Bassan, qui se dit de droite, pense qu’encourager les Palestiniens à quitter leurs territoires de leur propre gré est « une bonne idée » mais qu’il faudrait faire des recherches pour déterminer s’ils le désirent vraiment.

« Cela ne pourrait se faire que s’ils veulent véritablement partir… Je ne vois rien de moral à expulser les gens de chez eux par la force ».

Aaron Rutenberg, 37 ans, qui habite l’implantation de Tekoa, en Cisjordanie, et partisan de longue date de Feiglin, dit avoir le sentiment que le soutien aux plans économiques du leader de Zehut va de pair le soutien à ses politiques sécuritaires extrêmes – et que c’est ce mélange qui attire les électeurs.

« Cela fait très, très longtemps que les gens votent pour une certaine approche et ils en ont marre : De ces gros gouvernements et de certaines approches face au terrorisme », explique-t-il. « Rien n’a fonctionné.
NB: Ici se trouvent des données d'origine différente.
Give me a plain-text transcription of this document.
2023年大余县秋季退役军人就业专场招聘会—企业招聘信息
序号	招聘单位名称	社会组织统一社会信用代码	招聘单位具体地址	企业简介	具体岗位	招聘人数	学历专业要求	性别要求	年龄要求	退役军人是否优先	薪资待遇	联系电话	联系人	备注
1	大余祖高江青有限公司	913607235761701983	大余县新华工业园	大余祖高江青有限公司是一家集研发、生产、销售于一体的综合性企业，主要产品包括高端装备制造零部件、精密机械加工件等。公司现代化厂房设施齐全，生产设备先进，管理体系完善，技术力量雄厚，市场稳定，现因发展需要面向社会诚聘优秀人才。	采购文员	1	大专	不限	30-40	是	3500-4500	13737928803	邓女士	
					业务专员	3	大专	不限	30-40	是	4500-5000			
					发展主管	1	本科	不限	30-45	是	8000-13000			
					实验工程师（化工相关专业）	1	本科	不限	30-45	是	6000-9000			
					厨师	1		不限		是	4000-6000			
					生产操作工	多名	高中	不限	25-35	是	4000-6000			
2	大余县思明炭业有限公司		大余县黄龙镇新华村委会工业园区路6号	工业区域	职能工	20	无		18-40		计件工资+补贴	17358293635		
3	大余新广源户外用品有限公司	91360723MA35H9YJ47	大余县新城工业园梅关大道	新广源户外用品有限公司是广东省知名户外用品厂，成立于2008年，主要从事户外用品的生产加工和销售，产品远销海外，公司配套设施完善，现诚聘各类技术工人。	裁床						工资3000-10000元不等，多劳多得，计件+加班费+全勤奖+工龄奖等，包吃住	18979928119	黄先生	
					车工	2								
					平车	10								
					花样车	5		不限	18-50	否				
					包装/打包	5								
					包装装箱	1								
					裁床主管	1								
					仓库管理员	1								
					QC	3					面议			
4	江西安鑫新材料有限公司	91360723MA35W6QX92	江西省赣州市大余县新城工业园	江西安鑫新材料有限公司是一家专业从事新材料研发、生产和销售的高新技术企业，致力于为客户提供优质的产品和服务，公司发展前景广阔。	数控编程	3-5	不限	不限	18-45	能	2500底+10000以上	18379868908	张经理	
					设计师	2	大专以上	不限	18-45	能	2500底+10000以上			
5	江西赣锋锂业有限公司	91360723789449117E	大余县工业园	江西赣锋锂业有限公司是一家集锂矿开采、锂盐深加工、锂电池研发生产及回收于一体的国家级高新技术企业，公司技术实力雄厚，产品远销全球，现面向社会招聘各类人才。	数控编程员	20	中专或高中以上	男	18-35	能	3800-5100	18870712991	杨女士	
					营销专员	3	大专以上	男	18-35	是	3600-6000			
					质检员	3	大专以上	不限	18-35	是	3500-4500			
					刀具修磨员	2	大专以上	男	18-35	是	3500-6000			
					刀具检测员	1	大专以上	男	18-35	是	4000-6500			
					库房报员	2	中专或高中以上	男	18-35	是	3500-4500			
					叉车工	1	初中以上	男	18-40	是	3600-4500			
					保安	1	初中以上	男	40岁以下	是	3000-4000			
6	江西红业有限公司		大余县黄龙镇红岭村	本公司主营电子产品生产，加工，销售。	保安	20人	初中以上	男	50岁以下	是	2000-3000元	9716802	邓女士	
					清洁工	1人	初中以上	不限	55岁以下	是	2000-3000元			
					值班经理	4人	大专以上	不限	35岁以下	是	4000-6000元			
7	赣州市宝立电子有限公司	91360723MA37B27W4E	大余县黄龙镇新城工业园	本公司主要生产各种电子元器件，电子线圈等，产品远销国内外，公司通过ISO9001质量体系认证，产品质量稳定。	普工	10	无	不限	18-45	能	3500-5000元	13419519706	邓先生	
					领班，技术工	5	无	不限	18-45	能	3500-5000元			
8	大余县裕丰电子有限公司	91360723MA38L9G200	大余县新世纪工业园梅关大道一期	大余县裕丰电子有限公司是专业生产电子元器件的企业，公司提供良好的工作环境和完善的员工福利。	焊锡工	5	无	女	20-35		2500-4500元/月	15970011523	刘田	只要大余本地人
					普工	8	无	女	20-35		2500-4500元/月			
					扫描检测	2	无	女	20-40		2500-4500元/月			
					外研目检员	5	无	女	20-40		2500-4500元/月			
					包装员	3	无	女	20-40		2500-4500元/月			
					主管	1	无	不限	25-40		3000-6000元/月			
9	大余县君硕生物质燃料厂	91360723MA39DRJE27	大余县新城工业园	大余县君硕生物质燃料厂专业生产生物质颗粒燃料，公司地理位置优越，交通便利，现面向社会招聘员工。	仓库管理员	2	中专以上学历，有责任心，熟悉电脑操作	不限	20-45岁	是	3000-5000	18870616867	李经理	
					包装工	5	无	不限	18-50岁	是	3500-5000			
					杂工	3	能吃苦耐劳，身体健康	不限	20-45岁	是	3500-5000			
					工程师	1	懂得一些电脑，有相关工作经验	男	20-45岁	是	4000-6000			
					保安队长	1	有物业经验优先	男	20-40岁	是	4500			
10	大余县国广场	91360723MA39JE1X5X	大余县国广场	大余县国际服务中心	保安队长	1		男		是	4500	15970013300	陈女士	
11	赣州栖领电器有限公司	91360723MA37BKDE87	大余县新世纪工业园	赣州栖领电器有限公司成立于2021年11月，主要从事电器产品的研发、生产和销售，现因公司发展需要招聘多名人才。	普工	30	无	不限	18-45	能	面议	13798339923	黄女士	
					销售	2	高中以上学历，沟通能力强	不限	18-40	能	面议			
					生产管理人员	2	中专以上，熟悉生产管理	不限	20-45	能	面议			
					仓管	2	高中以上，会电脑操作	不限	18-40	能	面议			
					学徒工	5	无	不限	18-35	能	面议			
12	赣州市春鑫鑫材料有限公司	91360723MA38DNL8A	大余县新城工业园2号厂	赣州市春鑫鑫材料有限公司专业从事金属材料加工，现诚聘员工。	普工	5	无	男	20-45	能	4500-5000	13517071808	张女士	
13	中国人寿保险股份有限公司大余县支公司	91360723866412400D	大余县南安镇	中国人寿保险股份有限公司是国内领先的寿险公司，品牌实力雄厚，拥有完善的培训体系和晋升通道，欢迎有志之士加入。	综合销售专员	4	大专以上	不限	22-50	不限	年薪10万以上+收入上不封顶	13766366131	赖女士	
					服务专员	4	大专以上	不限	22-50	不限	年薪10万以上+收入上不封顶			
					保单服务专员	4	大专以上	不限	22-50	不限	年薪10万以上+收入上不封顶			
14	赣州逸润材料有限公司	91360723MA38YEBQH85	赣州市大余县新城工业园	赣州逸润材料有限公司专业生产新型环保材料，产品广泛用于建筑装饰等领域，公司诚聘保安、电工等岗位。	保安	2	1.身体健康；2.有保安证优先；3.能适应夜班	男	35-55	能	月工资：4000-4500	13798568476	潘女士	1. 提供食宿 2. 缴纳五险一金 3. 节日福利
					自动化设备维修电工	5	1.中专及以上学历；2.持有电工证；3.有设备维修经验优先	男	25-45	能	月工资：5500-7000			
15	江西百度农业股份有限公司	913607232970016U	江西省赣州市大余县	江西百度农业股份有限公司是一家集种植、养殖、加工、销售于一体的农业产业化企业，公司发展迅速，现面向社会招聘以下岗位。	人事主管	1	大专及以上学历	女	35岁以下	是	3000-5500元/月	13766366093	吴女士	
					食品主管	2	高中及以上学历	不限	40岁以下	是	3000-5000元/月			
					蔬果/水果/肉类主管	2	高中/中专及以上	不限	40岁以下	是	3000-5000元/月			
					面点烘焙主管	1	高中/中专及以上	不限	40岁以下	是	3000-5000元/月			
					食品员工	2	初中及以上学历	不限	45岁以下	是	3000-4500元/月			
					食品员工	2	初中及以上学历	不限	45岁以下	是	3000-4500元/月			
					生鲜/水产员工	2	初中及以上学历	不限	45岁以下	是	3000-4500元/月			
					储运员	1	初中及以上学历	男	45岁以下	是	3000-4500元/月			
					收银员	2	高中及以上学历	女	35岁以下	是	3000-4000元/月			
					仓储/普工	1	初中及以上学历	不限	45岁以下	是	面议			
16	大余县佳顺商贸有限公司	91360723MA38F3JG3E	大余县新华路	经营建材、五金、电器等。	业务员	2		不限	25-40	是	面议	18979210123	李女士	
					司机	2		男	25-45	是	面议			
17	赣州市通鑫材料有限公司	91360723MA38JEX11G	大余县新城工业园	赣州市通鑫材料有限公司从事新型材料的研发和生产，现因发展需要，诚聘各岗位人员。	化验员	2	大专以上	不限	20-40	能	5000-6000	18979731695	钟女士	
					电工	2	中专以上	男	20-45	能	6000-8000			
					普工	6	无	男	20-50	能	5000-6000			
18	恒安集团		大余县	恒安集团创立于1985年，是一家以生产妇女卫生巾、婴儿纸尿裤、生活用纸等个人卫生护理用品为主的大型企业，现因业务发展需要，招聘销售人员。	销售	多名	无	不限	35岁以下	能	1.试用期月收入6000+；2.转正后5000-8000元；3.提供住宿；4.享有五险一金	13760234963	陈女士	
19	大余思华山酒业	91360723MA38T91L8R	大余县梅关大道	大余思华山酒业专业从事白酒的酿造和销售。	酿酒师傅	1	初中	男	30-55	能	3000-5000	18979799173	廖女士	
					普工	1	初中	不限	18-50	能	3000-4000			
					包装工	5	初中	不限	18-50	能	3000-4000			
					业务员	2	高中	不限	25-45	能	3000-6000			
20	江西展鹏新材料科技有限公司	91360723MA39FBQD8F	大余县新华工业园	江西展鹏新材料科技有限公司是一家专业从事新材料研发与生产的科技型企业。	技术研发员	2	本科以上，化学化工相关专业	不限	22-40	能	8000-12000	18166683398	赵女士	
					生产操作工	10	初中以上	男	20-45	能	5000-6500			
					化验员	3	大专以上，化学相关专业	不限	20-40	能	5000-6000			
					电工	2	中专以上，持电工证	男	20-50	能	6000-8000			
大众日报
Il faut donc changer les choses ».

Alors que Feiglin, de plus en sûr de lui, reste dorénavant imperturbable face à ses politiques de droite, il fait encore des efforts pour rallier des électeurs de tout le spectre politique – ceux qui veulent la réélection de Netanyahu ainsi que ceux qui voudraient voir ce dernier remplacé par le chef de Kakhol lavan, Benny Gantz.

« Je voudrais qu’il recommande Netanyahu et je pense que c’est ce qu’il fera », affirme Rutenberg, évoquant le processus post-électoral durant lequel les représentants de chaque parti entrés à la Knesset sont appelés par le président Reuven Rivlin pour faire connaître la personnalité qu’ils recommandent en vue de la formation de la coalition. « Cela me décevrait s’il ne le faisait pas mais je ne peux pas seulement l’imaginer », ajoute-t-il.

Le Premier ministre Benjamin Netanyahu, (à gauche), et Benny Gantz. (Hadas Parush/Tomer Neuberg/Flash90)

Bassan et Adi, pour leur part, préféreraient que Feiglin s’aligne auprès de l’ex-chef d’Etat-major Gantz.

« Je serais content si Bibi était sorti », s’exclame Bassan. « Je ne sais pas si je serais heureux que Gantz devienne Premier ministre mais peut-être que c’est préférable. C’est dur pour moi d’imaginer qu’il y ait des changements avec Bibi : Et il faut que les choses changent ».

« Gantz, c’est d’accord. Je ne veux pas de Bibi », dit Adi.

Les sondages de fin de campagne semblent généralement indiquer que tandis que le Likud et Kakhol lavan restent au coude-à-coude, c’est Netanyahu qui serait recommandé par une majorité de députés élus. Il serait donc le mieux placé pour former la prochaine coalition multipartite.

Toutefois, Feiglin pourrait bien changer cette équation. Alors qu’il a répété à de multiples reprises ne pas avoir de préférence entre Gantz et Netanyahu, Feiglin, qui a déclaré vouloir occuper le poste de ministre des Finances, pourrait bien jouer le rôle d’arbitre dans cette course très serrée.

Feiglin pourrait tout autant se recommander lui-même au poste de Premier ministre devant Rivlin, a confié une source de Zehut dimanche soir au Times of Israel – un scénario qui n’a aucune chance de se réaliser à l’occasion du présent scrutin mais, a affirmé le politicien, pourrait bien s’imposer à l’avenir.

« Je serai Premier ministre un jour », a confié Feiglin au Times of Israel le mois dernier. « Et là, on pourra vraiment commencer à travailler ».